Many California regulations try to decelerate climate change by mitigating emissions from various industries. Greenhouse gases (GHGs) such as methane, carbon dioxide, and nitrous oxide must be fully understood to meet these strict reduction goals. Landfills release GHGs during decomposition and active dumping, while dairy farms release GHGs enterically (i.e., from cows) and from manure management. This study aims to better understand these GHGs at active and closed Orange County landfills as well as at a Visalia dairy farm in California. All samples were collected using whole air sampling techniques and analyzed using gas chromatography to identify and quantify many trace gases. Select oxygenates (i.e., methanol, ethanol, and acetaldehyde), dimethyl sulfide, and carbonyl sulfide were also a focus at these locations. Unexpected and novel sources of these gases were revealed, which have possible implications for pollution and the global sulfur budget.

Samples were collected at the landfills seasonally during four campaigns: Spring 2018, Summer 2018, Fall 2018, and Winter 2019 and at the dairy farm during five campaigns: September 2018, March 2019, June 2019, September 2019, and January 2020. Samples from both industries were compared to airborne and remote air samples to determine their enhancements relative to background concentrations. This research establishes previously unexplored or misrepresented sources of various gases, which is important for the success of the state’s reduction efforts, the environment, and the health of surrounding communities.

California’s San Joaquin Valley, an extremely productive agricultural area, also contains many disadvantaged communities. Residents typically experience low socioeconomic status and a disproportionate amount of air pollution, which can lead to health problems.

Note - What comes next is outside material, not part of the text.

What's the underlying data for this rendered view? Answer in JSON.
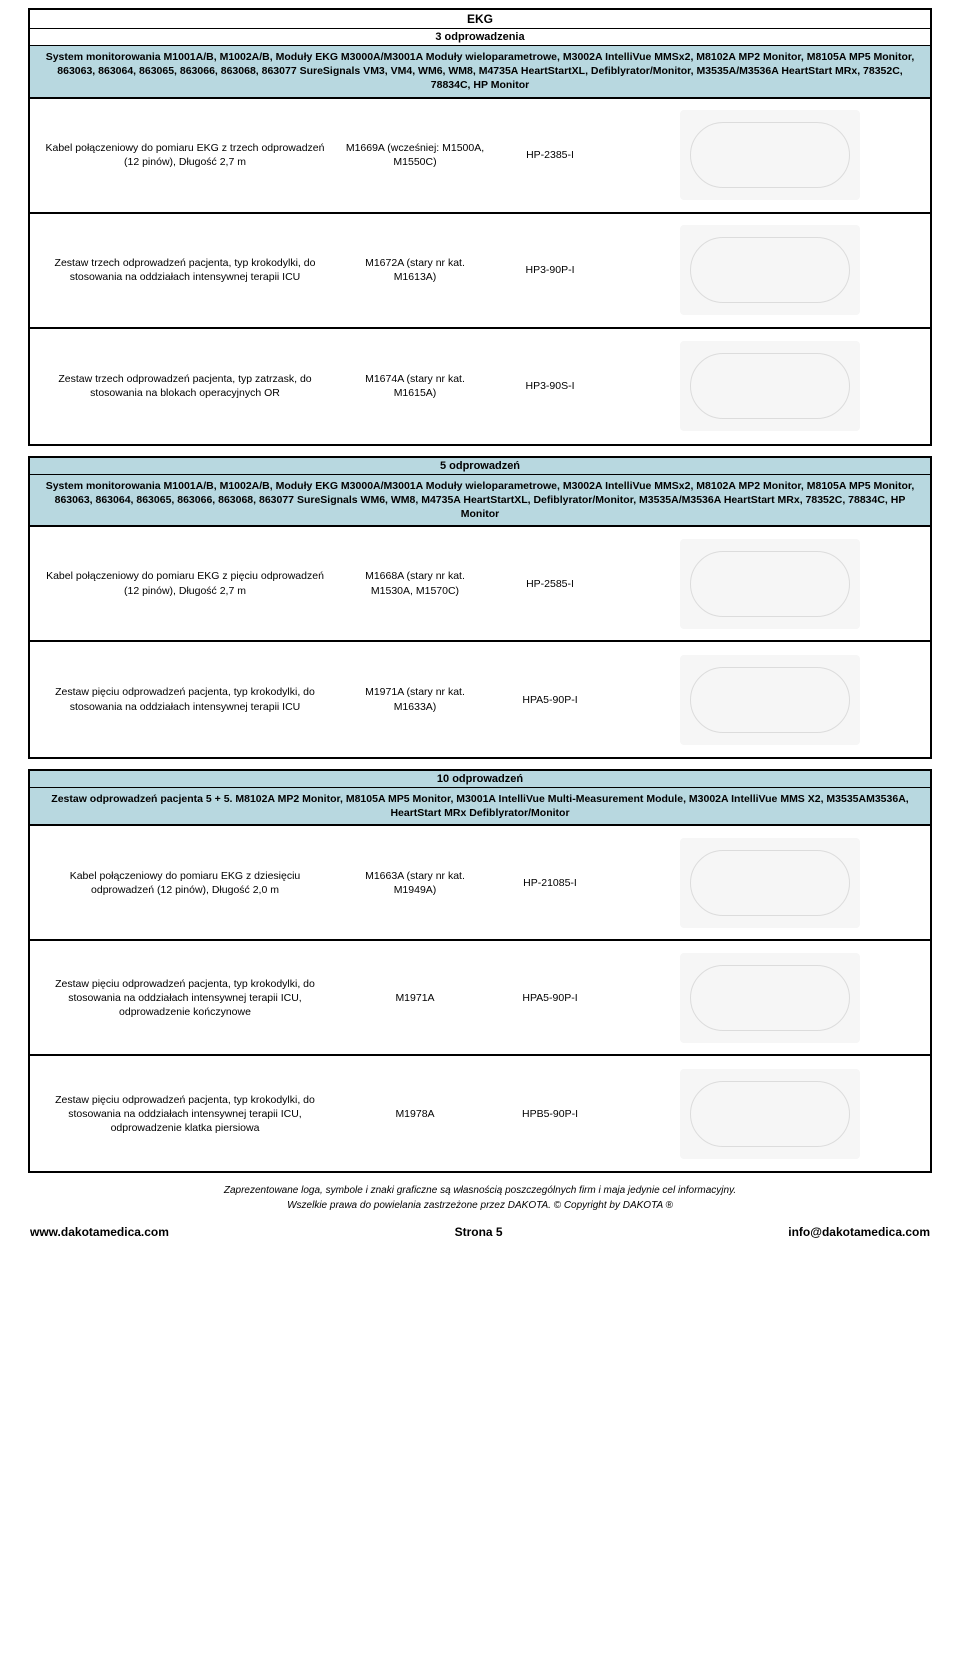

In addition to GHGs, this study also explores how direct emissions from dairy farms may affect these communities living downwind throughout the San Joaquin Valley. Orange County is more affluent but is often a nonattainment area for several pollutants including ozone and particulate matter, which affect the people living there. This study explores the contribution of trace gases from dairy farms and landfills in California to the formation of pollution and odor in these surrounding communities. Solutions for decreasing trace gas emissions from these sources are also proposed.